3球目「おっと!ピッチャー外し損ねたー!」


 カッキーン!


「打球は伸びる、伸びる。これは入るかー? 入ったー。逆転サヨナラ、スリーラーン!!」


「‥‥‥ホブキンス、ゆっくり3塁を回っていまホームイン。これで、赤帽子軍団はゲーム差0.5でゼリーグ単独首位に返り咲きました」


「古歯監督の名采配が光りましたねー。古歯監督はシーズン前半、辞任したブーツ前監督から監督を引き継ぎ、よくここまで赤帽子軍団を引っ張ってきました。明日からの2位中目との直接対決の3連戦、ホブキンスもスタメンに復帰するでしょうからますます楽しみです。赤帽子軍団が2勝1分け以上の成績で3連戦を終えますと、待望のマジックが点灯します」



――天使君さあ、また前髪持ってかれちゃったよ。赤い野球帽が悪かったんじゃないかな。

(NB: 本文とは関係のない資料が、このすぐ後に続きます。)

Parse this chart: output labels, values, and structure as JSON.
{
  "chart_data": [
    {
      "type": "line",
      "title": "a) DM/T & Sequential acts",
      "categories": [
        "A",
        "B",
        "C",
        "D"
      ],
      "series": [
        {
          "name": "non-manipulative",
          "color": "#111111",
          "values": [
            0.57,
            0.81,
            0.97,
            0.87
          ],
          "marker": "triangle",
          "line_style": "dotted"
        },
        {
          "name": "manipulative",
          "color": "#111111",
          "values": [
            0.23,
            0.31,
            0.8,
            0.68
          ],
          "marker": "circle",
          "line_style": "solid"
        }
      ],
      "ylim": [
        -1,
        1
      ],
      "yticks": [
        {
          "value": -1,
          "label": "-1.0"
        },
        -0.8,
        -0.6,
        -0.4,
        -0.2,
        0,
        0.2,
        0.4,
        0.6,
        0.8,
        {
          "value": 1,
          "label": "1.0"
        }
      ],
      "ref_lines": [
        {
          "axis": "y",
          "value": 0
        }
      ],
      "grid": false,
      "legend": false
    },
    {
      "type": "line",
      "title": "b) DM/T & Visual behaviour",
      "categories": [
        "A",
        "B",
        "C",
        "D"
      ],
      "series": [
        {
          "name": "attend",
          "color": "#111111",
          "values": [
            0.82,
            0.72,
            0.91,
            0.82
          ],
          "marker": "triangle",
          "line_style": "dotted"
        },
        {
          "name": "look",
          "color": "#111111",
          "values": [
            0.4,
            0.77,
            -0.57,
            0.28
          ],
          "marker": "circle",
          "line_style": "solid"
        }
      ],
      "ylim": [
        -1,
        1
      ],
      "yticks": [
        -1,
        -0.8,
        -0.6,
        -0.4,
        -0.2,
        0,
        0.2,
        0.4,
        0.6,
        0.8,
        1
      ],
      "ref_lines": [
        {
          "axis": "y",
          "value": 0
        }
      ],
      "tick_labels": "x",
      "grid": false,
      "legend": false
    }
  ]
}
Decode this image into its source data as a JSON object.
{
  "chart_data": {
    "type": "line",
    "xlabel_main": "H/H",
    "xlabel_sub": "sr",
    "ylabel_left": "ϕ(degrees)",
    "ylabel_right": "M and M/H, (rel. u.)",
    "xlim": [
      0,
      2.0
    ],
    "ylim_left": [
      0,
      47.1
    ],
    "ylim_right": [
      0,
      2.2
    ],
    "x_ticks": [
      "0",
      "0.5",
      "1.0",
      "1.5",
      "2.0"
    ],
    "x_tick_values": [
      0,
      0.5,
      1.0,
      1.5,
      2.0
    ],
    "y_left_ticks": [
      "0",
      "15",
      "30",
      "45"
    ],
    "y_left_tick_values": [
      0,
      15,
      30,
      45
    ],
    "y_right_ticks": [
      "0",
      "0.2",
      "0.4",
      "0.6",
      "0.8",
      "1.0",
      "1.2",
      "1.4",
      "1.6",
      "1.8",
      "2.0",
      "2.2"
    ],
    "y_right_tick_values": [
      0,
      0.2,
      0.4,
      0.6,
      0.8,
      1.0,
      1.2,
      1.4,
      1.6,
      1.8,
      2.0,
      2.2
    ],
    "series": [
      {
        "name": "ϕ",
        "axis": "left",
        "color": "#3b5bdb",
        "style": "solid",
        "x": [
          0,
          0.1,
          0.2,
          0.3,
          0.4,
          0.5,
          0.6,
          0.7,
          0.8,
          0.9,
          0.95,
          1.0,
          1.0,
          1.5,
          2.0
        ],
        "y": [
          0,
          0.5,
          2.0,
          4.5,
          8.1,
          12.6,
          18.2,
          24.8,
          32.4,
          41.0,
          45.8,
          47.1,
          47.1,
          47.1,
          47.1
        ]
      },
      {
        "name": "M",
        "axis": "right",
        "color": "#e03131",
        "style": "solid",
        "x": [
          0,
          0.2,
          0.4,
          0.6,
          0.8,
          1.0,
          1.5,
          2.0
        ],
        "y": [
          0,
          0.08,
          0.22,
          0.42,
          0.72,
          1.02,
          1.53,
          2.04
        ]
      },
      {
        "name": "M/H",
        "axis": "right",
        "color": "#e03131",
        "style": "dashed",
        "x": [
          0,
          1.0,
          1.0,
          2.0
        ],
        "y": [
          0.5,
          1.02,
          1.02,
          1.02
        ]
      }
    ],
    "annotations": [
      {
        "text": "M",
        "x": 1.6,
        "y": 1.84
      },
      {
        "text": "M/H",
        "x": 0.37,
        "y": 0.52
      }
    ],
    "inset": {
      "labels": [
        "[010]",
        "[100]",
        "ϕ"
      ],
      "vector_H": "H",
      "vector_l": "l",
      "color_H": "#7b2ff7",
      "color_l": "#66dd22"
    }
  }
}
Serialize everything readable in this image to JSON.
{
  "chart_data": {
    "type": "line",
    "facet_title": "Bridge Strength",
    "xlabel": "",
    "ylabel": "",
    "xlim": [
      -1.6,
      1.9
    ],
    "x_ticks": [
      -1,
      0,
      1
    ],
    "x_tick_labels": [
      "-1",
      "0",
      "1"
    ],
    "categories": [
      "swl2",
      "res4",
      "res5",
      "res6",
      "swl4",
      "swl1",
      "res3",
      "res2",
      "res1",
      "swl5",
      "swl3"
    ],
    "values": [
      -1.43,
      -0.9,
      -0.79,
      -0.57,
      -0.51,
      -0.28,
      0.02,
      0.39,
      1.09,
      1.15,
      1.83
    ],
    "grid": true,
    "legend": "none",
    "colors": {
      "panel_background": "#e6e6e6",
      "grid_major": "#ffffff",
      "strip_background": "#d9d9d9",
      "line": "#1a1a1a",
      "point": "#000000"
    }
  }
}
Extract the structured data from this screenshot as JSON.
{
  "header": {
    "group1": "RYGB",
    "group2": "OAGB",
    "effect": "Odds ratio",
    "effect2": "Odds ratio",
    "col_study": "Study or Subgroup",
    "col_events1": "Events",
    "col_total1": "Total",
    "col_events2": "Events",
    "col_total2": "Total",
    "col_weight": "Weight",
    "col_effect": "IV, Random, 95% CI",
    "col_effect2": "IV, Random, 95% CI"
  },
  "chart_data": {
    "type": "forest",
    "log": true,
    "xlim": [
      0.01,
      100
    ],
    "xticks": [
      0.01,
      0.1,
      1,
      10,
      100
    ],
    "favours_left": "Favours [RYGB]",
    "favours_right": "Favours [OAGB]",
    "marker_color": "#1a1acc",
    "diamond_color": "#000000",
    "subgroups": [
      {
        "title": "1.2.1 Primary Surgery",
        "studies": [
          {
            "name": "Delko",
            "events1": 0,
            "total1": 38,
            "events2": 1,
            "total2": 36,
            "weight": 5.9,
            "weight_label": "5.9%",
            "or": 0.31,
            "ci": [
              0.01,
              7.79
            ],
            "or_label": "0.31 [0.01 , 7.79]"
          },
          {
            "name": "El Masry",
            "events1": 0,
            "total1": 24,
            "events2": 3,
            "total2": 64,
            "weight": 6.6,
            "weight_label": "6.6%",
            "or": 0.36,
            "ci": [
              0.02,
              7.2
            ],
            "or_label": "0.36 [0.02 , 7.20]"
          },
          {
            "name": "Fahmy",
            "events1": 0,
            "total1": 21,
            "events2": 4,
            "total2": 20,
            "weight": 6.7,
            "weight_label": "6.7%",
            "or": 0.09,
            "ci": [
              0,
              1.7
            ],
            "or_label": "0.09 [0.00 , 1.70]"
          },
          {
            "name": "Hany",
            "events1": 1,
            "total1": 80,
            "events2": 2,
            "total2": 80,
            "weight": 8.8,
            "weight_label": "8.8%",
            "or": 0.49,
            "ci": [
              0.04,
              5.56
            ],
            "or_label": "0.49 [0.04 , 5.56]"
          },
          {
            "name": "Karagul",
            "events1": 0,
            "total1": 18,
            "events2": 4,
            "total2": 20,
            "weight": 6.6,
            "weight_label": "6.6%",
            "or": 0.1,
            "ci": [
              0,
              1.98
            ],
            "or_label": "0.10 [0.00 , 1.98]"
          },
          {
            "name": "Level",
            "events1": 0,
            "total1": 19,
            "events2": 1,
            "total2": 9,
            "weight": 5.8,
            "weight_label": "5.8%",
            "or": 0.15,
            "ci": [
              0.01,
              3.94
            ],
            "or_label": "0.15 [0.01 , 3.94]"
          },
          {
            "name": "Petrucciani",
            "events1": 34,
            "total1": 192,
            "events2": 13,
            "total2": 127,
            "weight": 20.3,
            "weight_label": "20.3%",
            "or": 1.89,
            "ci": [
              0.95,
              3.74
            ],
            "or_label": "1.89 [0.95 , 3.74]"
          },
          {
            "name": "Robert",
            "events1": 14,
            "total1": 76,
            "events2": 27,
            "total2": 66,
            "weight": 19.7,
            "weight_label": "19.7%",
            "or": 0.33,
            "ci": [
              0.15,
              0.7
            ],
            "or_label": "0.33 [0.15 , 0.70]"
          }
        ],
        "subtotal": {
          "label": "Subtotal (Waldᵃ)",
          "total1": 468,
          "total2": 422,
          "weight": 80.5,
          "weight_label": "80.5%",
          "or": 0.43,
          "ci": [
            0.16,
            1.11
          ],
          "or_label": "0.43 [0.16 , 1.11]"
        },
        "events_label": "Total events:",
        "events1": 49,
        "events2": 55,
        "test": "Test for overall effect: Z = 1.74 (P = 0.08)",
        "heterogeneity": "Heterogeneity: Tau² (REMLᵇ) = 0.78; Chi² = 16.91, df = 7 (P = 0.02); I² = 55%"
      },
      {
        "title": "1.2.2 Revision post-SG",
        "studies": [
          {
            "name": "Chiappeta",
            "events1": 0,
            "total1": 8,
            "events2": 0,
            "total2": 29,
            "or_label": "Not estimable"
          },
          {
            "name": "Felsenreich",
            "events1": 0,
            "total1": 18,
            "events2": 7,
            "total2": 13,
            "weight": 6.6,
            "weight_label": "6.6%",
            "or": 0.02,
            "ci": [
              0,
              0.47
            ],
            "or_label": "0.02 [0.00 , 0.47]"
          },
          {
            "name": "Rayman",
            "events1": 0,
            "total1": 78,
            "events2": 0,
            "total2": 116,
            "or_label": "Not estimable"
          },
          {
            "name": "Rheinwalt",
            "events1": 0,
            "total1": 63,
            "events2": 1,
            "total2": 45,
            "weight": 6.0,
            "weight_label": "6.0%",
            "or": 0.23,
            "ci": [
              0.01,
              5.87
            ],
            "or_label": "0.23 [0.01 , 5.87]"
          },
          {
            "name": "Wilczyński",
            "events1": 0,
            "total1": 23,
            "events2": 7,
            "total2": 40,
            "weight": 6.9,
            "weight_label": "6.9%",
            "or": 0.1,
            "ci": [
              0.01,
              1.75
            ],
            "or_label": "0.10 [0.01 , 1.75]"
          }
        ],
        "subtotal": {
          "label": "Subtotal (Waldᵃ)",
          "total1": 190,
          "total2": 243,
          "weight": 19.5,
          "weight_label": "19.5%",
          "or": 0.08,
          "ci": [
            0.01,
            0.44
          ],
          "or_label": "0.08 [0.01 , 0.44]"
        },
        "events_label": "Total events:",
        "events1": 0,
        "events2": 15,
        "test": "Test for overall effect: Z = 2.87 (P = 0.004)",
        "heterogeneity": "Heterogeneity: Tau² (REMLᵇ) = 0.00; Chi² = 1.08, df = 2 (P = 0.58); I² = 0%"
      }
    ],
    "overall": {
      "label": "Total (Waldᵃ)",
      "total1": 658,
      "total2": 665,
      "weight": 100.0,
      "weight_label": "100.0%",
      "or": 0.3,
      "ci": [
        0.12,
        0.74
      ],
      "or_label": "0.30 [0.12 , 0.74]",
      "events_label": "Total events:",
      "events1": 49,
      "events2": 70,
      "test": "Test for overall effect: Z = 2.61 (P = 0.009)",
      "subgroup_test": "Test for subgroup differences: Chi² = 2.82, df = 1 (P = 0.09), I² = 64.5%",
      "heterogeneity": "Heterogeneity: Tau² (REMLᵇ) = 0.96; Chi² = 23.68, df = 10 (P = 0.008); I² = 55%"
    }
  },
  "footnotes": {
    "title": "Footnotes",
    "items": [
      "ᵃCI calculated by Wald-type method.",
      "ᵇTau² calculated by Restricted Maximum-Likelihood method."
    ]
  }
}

――チャンスの神様、そんなことありません。ちゃんと赤い野球帽をかぶっててください。

 実は、天使は赤帽子軍団の大ファンだったのだ。



 赤帽子軍団はその年、悲願のリーグ初優勝をついに果たしたものの、その年の日本シリーズが始まるころにはチャンスの神様の前髪はすっかり薄くなってしまい掴みどころが無くなってしまった。そのせいで古歯監督率いる赤帽子軍団は初の日本一を逃してしまった。あの屈辱の0勝4敗2引き分けには訳があったのだ。



[あとがき]

 1975年、広島の夏は暑かった。